Questo che cosa significa per gli addetti ai lavori? Dai quali mi rifiuto di credere che Berlusconi dopo una trentina d’anni di politica – e che politica- possa ritenersi estraneo per la sua vecchia e un pò “populista” avversione al cosiddetto “teatrino” dei palazzi romani: un’avversione ricordata pochi giorni fa dal suo amico Fedele Confalonieri e abbinata a quella di Beppe Grillo, e prima ancora di lui, di Umberto Bossi quando era ancora in salute fisica e politica: E si guadagnava le simpatie dello stesso Confalonieri, ora invece attratto, sempre politicamente, dal populismo -anch’esso- di Giorgia Meloni.

Che cosa significa -dicevo- la permanenza di Draghi a Palazzo Chigi anche a Camere finalmente sciolte? Significa che il presidente del Consiglio con la sua famosa “agenda”, saggiamente non sprecata come quella di Mario Monti nel 2012 improvvisando un suo partito in vista del voto del 2013, sarà non il “convitato” ma il protagonista “di pietra” di questa breve, quasi fulminante campagna elettorale. Che egli ha contribuito in modo decisivo ad accorciare a due mesi, dai cinque, sei e forse anche più che avrebbero voluto molti altri per cuocerlo a fuoco lento sino alla fine ordinaria della legislatura. 
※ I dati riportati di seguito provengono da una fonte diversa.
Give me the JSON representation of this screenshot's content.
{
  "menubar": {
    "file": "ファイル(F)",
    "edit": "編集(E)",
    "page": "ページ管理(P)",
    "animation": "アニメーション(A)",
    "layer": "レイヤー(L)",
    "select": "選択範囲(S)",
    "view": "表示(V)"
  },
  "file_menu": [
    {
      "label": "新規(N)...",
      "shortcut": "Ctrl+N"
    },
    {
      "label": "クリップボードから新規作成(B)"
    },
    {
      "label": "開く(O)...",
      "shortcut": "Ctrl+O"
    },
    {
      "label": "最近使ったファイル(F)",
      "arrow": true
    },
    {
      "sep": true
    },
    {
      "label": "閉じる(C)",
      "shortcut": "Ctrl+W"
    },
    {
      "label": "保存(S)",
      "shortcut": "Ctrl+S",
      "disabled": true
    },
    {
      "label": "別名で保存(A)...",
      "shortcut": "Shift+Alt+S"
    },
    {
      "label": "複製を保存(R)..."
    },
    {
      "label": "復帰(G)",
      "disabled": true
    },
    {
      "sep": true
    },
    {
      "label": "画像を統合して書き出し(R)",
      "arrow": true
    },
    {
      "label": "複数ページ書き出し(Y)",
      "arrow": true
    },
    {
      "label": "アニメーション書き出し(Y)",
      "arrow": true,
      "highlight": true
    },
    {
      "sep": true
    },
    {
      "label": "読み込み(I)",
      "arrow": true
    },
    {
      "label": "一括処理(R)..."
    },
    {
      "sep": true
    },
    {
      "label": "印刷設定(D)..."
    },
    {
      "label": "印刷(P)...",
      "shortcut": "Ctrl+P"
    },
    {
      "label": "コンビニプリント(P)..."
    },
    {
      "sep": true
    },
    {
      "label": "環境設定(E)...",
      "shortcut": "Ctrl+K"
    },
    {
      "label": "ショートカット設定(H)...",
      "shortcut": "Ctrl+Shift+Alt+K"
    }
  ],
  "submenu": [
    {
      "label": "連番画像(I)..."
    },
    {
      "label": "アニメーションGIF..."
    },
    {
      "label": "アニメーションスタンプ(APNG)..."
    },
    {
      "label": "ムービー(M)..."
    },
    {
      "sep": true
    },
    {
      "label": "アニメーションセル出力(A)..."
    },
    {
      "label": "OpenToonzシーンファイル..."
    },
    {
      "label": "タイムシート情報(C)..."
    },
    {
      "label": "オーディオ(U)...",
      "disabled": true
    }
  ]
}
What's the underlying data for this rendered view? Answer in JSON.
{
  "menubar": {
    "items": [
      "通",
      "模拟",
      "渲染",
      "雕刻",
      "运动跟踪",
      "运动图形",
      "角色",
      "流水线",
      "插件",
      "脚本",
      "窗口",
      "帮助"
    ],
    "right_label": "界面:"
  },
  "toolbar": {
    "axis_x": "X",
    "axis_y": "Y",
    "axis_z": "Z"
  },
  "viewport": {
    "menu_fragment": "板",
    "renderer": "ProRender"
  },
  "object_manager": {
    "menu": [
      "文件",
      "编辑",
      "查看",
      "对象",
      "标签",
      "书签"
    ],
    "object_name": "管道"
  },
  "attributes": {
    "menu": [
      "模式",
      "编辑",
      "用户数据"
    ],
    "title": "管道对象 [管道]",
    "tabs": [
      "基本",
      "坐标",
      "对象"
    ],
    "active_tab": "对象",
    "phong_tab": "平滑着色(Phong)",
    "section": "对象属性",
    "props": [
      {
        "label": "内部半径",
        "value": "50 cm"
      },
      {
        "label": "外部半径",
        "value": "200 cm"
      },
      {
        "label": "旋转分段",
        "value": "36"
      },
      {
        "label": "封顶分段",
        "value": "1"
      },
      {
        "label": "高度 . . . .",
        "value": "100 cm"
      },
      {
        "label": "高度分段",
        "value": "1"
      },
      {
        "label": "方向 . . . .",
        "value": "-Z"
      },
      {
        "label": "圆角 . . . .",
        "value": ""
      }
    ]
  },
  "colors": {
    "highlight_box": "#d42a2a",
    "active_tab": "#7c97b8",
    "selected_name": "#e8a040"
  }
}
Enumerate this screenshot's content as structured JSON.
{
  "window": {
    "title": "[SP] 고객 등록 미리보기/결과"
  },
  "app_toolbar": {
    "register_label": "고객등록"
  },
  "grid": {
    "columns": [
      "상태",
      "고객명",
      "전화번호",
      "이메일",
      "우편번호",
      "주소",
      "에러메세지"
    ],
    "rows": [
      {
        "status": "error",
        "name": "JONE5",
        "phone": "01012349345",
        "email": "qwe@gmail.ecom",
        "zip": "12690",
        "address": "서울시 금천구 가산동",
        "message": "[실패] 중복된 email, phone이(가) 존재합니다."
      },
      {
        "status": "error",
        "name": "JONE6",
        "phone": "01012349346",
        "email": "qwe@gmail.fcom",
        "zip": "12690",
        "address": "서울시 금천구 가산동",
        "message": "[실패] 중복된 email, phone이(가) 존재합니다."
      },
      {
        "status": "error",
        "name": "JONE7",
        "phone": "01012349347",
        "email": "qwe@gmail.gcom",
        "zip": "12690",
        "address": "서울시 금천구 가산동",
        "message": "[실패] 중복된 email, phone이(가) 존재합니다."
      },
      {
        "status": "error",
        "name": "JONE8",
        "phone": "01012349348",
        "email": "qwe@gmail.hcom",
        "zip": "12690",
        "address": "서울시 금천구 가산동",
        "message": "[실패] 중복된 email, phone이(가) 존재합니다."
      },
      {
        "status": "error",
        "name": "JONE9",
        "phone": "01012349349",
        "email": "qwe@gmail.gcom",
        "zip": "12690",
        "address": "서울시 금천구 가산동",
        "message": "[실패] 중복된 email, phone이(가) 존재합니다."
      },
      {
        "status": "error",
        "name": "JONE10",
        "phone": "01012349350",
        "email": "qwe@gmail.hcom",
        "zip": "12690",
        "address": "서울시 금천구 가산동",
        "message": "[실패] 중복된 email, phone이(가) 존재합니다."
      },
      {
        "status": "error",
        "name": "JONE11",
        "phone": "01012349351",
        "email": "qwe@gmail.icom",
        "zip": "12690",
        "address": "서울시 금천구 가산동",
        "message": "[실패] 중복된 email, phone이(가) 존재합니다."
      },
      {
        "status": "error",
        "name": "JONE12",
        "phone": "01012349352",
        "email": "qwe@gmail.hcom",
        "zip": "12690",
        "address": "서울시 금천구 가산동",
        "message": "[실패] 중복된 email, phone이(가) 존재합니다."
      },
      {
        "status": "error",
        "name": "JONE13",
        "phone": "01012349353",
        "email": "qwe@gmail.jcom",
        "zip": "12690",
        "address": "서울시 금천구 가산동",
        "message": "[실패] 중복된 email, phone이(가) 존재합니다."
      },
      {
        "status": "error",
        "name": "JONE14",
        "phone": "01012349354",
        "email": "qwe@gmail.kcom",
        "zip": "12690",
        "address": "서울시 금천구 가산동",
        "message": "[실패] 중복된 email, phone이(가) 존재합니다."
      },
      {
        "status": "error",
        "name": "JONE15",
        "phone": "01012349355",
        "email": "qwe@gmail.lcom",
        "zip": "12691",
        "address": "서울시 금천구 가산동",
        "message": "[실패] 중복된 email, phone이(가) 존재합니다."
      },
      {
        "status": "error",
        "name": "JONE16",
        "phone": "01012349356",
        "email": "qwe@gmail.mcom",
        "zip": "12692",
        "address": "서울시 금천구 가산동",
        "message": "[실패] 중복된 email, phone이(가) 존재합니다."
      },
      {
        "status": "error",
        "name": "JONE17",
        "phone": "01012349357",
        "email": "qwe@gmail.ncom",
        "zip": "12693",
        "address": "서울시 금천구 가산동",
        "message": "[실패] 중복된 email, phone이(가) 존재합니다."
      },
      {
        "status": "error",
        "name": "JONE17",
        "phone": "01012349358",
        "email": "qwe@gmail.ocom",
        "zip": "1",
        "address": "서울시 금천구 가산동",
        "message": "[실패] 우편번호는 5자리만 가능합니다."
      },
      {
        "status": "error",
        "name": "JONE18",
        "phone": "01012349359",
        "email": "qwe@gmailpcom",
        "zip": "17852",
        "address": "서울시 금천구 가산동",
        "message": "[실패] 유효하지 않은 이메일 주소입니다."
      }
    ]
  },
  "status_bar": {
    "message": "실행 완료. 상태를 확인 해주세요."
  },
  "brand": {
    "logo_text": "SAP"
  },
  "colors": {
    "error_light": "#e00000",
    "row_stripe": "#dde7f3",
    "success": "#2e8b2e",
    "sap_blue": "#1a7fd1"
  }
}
Mattarella e Draghi firmano i decreti elettorali

Chiamatelo poi sprovveduto o fuggiasco, questo astutissimo Draghi. Al quale le emergenze in corso -dalla guerra in Ucraina, con i suoi riflessi anche economici e quindi sociali, alla perdurante pandemia virale e allo stato gassoso di molti dei partiti e delle coalizioni che sapranno o vorranno creare o mantenere- daranno probabilmente altre occasioni per confermarsi in campagna elettorale come l’unica o la maggiore risorsa di cui disponga l’Italia. Accetto scommesse. Potrà vincere chi saprà davvero raccoglierne e rappresentarne l’agenda, appunto. Lo hanno   capito meglio di tutti, almeno sinora, i centristi sparsi e il segretario del Pd Enrico Letta, per fortuna del suo partito subentrato a Nicola Zingaretti. Che aveva scambiato Conte per “il punto di riferimento dei progressisti”, ma nel frattempo ricredutosi pure lui.